Burns That Need Emergency Care
Some chemical burns require immediate medical attention regardless of how they look in the first few minutes. You should call emergency services or go to the ER if the burn appears deep (involving all layers of skin), is larger than about 3 inches (8 centimeters) across, or covers sensitive areas like the hands, feet, face, groin, buttocks, or a major joint. A burn that wraps entirely around an arm or leg is also an emergency because swelling can cut off circulation.
Even a minor chemical burn needs emergency care if it affects the eyes, mouth, or genital area. Infants and older adults should be seen for any chemical burn, since their skin is more vulnerable and complications are more likely. If you’re unsure what chemical you were exposed to, contact a poison control center before attempting any treatment beyond water irrigation.
Long-Term Recovery and Complications
Superficial burns heal quickly and completely. Deeper burns follow a very different trajectory. Full-thickness chemical burns that require skin grafting leave permanent scars, and scar tissue can contract over time, potentially limiting your range of motion at nearby joints. These contractures sometimes require additional surgeries or long-term physical therapy.
Severe burns covering a large portion of the body trigger a systemic stress response that goes well beyond the skin. The body’s resting energy expenditure can climb to 120 to 180% above normal levels, accompanied by muscle and bone wasting, elevated stress hormones, and insulin resistance. In burns covering more than 40% of the body’s surface area, stress hormone levels can spike to 10 times their normal concentration and remain elevated for 1 to 3 years after the injury. Even after muscle regrows following a severe burn, research suggests it may have reduced regenerative capacity and remain weaker than before.
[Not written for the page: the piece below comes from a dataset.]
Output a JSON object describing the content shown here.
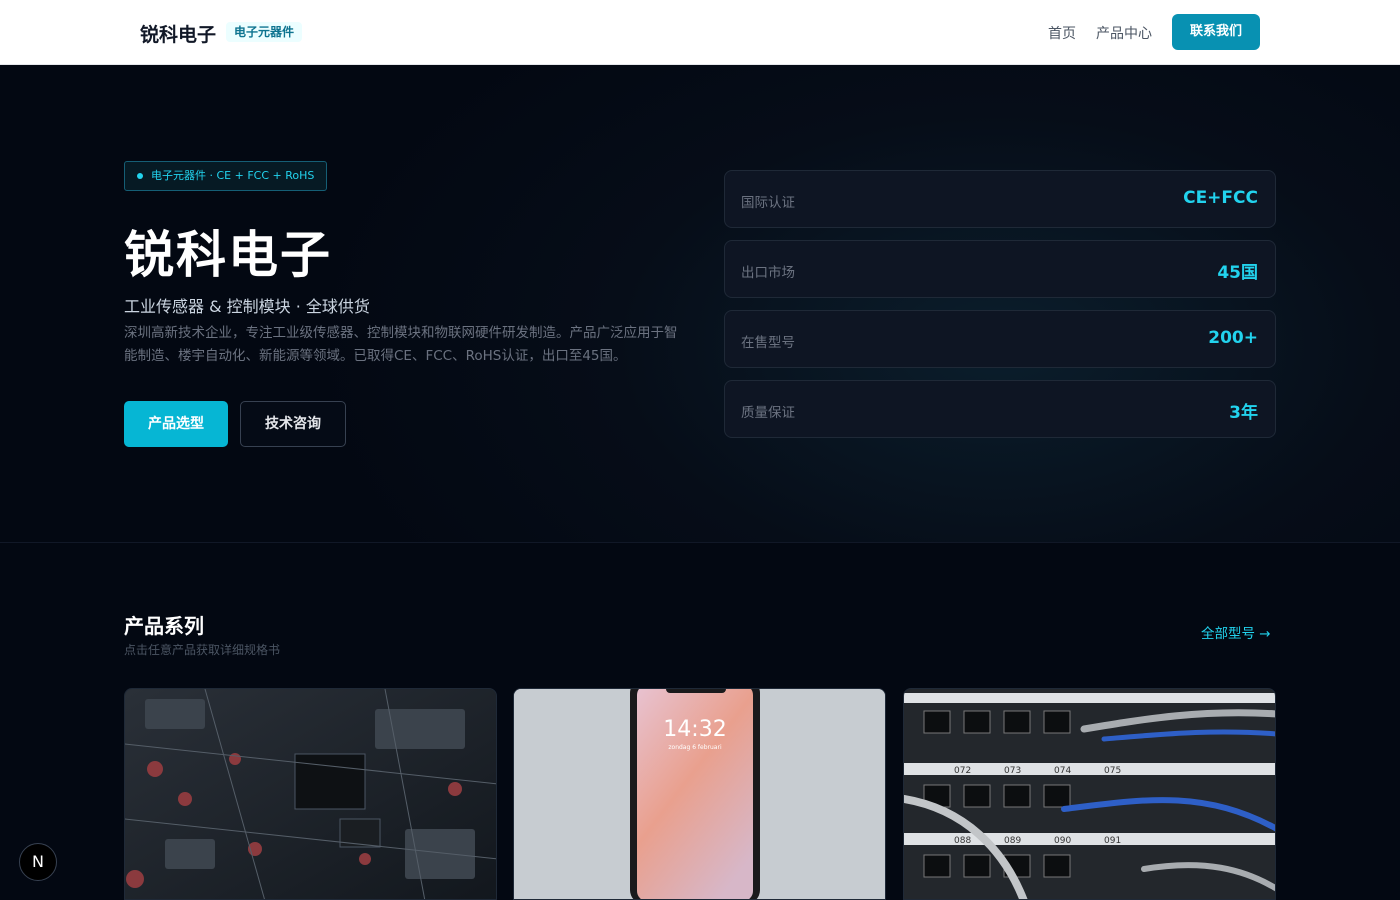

Vitamin D levels often drop in burn survivors, which contributes to bone density loss over time. Musculoskeletal problems, including increased fracture risk and growth delays in children, are common long-term consequences of severe burns and can affect quality of life for years. Rehabilitation involving exercise, nutrition support, and sometimes medication is a central part of recovery for anyone with extensive chemical burns.